La revista estadounidense Salon tuvo acceso en exclusiva a la orden judicial de un tribunal de Virginia con fecha del 14 de diciembre y que aparece publicada en la página web de la revista.
«La existencia de una investigación gubernamental secreta estadounidense por espionaje sobre WikiLeaks ha sido confirmada por primera vez al salir a la luz pública la citación judicial», afirmó WikiLeaks en un comunicado.
La organización está en el punto de mira del Gobierno de Estados Unidos a raíz de la publicación a finales de noviembre de cientos de miles de documentos confidenciales redactados por diplomáticos basados en embajadas estadounidenses en distintas partes del mundo.
WikiLeaks señaló que los investigadores estadounidenses han pedido a Twitter, con sede en San Francisco (California), información de Assange y algunos de sus partidarios como Bradley Manning, el soldado acusado de ser la fuente de WikiLeaks.

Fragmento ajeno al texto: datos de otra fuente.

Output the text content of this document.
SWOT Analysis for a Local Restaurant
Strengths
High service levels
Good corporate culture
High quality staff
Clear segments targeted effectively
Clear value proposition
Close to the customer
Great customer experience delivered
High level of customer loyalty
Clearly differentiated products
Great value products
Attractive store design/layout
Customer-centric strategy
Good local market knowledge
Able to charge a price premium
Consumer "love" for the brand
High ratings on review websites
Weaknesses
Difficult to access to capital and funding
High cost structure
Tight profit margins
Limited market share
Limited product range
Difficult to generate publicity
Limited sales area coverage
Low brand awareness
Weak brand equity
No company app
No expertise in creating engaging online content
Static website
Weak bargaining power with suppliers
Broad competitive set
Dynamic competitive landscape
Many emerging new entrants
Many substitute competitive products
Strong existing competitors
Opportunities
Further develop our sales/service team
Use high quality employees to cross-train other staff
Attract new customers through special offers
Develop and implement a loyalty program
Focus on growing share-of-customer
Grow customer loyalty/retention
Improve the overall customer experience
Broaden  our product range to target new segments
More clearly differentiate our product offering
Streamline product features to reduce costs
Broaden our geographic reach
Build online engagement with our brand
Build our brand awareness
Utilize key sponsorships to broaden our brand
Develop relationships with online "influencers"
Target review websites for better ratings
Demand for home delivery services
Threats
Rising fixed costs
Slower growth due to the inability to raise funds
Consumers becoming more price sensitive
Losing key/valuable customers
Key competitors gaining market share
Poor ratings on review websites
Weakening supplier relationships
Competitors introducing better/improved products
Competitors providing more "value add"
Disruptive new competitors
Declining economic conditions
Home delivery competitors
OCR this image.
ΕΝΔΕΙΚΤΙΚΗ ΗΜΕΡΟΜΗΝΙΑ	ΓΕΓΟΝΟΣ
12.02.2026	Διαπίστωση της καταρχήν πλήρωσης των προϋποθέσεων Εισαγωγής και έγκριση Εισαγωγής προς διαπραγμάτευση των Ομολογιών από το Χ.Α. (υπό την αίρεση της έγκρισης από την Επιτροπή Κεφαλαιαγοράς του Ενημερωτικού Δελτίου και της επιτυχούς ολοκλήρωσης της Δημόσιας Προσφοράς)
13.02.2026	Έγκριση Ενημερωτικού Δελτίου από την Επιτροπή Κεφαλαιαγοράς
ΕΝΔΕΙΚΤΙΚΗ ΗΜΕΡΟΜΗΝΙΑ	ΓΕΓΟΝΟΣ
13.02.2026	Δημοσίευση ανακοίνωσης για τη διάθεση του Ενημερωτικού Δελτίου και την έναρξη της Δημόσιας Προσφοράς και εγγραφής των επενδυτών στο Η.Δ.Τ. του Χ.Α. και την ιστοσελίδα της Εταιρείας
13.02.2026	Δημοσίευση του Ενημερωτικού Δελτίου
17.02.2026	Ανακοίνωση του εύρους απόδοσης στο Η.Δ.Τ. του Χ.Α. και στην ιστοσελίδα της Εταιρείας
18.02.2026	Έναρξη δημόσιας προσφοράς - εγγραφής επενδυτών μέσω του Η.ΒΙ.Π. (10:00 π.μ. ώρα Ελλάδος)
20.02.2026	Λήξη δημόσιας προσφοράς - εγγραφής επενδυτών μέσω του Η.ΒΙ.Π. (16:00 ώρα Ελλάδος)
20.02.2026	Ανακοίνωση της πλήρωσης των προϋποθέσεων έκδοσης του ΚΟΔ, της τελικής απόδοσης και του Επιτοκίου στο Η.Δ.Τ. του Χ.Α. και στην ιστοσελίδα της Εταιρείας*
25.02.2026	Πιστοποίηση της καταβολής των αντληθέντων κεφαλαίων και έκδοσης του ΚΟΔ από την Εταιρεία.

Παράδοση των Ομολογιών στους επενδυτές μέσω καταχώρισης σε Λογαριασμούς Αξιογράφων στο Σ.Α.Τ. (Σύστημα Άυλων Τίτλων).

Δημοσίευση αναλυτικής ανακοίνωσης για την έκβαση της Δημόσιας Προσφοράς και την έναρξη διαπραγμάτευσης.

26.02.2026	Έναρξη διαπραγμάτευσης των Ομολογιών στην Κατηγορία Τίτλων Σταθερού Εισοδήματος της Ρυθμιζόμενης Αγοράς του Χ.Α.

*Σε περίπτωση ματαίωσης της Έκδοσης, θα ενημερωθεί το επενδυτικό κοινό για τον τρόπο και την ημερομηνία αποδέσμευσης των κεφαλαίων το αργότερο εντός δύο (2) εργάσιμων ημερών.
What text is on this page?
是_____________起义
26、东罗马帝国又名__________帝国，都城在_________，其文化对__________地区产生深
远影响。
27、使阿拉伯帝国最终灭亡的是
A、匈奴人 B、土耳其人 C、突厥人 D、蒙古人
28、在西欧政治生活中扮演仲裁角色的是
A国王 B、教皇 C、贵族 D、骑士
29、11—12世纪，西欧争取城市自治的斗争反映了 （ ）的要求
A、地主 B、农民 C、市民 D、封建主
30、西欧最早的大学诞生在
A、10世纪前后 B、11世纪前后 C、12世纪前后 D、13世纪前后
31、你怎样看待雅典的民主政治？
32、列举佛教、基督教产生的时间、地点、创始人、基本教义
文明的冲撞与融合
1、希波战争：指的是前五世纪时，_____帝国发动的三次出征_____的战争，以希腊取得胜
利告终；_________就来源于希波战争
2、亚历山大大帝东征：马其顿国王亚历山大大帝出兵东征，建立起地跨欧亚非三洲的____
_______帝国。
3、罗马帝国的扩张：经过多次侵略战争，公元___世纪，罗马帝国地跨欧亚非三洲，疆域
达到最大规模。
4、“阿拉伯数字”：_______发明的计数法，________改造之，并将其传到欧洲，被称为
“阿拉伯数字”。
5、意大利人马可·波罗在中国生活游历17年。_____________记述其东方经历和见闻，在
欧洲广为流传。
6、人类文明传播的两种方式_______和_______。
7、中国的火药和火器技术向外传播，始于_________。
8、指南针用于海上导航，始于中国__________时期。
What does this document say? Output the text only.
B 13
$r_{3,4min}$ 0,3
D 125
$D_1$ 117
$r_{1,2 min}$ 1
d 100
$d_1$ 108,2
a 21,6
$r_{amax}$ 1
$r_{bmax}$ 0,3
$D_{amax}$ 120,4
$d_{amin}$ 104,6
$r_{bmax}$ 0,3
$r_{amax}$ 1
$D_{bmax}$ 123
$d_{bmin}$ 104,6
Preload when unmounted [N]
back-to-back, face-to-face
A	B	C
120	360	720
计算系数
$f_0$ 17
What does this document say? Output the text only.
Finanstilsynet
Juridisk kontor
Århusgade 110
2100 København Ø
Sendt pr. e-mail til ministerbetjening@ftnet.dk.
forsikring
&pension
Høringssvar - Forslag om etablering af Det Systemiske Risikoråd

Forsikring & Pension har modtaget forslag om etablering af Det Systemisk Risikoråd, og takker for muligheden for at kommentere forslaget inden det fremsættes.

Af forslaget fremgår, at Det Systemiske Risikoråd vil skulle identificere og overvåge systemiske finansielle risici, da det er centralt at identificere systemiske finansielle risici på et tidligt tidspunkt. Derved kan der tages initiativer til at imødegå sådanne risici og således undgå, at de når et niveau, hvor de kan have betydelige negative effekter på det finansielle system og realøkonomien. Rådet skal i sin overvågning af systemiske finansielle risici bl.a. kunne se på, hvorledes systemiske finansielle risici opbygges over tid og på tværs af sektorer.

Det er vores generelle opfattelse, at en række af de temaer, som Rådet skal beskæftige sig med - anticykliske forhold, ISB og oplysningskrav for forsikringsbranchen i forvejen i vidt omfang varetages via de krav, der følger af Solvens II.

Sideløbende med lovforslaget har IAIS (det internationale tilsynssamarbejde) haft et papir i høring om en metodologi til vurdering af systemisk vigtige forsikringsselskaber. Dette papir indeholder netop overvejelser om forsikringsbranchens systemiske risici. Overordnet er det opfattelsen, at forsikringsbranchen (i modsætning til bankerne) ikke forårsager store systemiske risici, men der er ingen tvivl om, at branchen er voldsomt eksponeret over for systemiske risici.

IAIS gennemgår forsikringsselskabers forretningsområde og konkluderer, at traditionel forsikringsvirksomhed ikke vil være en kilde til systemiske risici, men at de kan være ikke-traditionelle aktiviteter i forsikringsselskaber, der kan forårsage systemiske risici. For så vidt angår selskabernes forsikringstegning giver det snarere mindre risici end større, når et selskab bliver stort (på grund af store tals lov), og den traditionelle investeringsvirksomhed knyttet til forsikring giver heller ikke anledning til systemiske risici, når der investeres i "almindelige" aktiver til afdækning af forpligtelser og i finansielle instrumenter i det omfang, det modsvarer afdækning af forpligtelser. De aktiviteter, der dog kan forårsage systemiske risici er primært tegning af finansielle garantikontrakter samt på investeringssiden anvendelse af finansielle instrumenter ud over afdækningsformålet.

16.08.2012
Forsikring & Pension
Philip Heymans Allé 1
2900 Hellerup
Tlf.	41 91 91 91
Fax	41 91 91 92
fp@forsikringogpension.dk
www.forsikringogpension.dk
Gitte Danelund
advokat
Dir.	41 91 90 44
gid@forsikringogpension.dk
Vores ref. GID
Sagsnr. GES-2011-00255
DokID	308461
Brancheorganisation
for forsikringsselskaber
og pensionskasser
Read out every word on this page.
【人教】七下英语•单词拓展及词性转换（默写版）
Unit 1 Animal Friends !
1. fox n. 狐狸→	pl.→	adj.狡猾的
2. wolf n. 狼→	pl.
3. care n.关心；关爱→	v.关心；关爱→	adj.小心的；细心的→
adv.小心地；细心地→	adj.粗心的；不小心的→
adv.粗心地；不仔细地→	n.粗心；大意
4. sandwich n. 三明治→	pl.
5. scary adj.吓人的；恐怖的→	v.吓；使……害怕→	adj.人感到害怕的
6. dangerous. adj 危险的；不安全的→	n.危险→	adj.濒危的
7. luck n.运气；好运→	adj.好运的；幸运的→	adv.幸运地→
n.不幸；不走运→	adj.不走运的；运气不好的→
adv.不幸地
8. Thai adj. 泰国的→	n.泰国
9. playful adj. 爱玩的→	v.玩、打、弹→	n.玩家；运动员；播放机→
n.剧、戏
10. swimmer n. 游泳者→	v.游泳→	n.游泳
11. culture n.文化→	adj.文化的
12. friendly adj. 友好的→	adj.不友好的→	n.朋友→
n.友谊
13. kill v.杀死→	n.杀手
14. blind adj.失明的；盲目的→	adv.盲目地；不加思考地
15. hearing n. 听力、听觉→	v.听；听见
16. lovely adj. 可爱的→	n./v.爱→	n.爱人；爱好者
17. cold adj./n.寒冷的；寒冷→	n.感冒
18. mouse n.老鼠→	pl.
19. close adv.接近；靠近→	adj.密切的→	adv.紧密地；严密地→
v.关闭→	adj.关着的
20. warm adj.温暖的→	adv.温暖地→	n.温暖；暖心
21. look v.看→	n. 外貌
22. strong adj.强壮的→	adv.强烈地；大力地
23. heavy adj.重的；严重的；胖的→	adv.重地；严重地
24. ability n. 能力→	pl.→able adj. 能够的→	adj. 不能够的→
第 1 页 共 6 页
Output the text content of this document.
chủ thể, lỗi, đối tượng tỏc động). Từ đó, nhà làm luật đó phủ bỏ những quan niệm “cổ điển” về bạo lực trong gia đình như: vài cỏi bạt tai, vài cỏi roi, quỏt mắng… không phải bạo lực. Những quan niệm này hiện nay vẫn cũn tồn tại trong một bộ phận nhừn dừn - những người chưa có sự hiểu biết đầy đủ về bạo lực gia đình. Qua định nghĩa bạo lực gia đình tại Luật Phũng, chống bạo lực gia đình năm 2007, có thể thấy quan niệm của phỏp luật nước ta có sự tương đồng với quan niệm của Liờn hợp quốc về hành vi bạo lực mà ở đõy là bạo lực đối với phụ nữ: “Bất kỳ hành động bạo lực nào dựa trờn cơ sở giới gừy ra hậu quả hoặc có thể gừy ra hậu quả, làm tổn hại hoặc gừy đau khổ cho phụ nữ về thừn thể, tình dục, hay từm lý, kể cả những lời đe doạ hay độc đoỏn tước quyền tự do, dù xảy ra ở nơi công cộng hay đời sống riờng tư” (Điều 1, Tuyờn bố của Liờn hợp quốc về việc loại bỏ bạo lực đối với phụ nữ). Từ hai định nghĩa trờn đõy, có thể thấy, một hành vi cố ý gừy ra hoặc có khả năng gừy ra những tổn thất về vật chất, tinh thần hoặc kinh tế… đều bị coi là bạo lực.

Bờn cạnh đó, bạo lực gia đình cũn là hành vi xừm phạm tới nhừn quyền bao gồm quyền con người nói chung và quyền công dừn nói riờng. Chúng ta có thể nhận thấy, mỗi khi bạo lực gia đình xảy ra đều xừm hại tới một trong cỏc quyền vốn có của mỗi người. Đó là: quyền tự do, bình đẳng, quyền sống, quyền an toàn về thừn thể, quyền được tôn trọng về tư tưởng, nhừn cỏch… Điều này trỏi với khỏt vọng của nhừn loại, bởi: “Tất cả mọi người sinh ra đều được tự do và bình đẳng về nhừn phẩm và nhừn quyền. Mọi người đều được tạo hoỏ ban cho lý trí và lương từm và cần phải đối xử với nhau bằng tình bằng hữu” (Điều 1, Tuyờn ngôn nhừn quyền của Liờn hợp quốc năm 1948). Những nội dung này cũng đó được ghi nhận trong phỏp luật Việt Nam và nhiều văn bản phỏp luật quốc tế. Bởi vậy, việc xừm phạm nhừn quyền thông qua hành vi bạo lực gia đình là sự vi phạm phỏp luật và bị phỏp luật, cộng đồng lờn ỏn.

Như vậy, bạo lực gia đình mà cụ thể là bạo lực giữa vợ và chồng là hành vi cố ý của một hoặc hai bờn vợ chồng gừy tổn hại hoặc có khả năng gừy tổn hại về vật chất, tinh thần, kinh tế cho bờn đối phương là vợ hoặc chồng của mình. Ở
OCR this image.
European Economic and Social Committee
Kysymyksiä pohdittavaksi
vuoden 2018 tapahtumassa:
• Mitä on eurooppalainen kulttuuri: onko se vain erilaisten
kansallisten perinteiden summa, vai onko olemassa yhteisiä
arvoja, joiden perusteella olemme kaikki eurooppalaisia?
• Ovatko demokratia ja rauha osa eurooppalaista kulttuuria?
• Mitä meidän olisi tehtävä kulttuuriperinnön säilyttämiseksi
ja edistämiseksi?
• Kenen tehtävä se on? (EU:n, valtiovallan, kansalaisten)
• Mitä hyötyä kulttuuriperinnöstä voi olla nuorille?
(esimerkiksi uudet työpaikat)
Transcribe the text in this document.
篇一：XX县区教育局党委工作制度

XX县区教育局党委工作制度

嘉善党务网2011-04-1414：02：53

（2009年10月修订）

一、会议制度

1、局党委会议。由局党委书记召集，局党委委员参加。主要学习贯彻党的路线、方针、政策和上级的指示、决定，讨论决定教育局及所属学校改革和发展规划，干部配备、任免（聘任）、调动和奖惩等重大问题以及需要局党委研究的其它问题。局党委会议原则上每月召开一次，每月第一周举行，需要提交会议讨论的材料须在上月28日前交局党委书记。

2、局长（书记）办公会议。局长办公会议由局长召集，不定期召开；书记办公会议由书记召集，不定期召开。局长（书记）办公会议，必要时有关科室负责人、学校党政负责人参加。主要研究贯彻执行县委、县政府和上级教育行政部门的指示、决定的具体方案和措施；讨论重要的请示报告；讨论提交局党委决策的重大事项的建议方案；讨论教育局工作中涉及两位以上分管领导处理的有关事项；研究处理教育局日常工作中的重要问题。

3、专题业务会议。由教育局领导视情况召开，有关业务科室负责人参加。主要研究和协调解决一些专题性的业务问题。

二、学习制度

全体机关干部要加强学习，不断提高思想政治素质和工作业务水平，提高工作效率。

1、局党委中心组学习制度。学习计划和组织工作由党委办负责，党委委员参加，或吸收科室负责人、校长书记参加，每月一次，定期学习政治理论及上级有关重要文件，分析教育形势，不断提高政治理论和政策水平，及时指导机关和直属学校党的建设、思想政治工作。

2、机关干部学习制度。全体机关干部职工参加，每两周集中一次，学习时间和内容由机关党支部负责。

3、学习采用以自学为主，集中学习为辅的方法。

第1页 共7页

«Si el Gobierno iraní intentase mediante coerción obtener información sobre periodistas y activistas extranjeros, los grupos de derechos humanos alrededor del mundo se pronunciarían al respecto», afirmó WikiLeaks en el comunicado.
Twitter no ha realizado por el momento comentarios sobre la citación y se ha limitado a decir que su política consiste en notificar a sus usuarios, siempre que sea posible, sobre las solicitudes oficiales de información.
Además de Assange y Manning, la orden judicial también exige a Twitter que entregue información sobre Birgitta Jonsdottir, una legisladora de Islandia; el pirata informático holandés Rop Gonggrijp y el programador estadounidense Jacob Appelbaum.
La legisladora islandesa ha calificado la citación judicial como «completamente inaceptable».
«El Gobierno de Estados Unidos quiere saber todo sobre mis tweets desde el primero de noviembre de 2009. ¿Son conscientes de que soy miembro del Parlamento de Islandia?», se preguntó Jonsdottir en un mensaje de Twitter enviado ayer por la noche.
La política islandesa aseguró que emprenderá una campaña legal para impedir que el gobierno estadounidense se haga con sus mensajes después de que Twitter le informase que se había emitido la citada orden judicial. «Tengo 10 días para detener el proceso vía legal antes de que Twitter entregue la información», afirmó Jonsdottir. La orden judicial sostiene que la información requerida es «relevante» para «una investigación criminal en marcha».
Reubican a personas mencionadas
Riesgo
El Gobierno de Estados Unidos ha identificado a «cientos» de personas en todo el mundo que cree se podrían encontrar en peligro por la filtración de los cables diplomáticos de WikiLeaks y ha ayudado a reubicar a varias de ellas a lugares más seguros.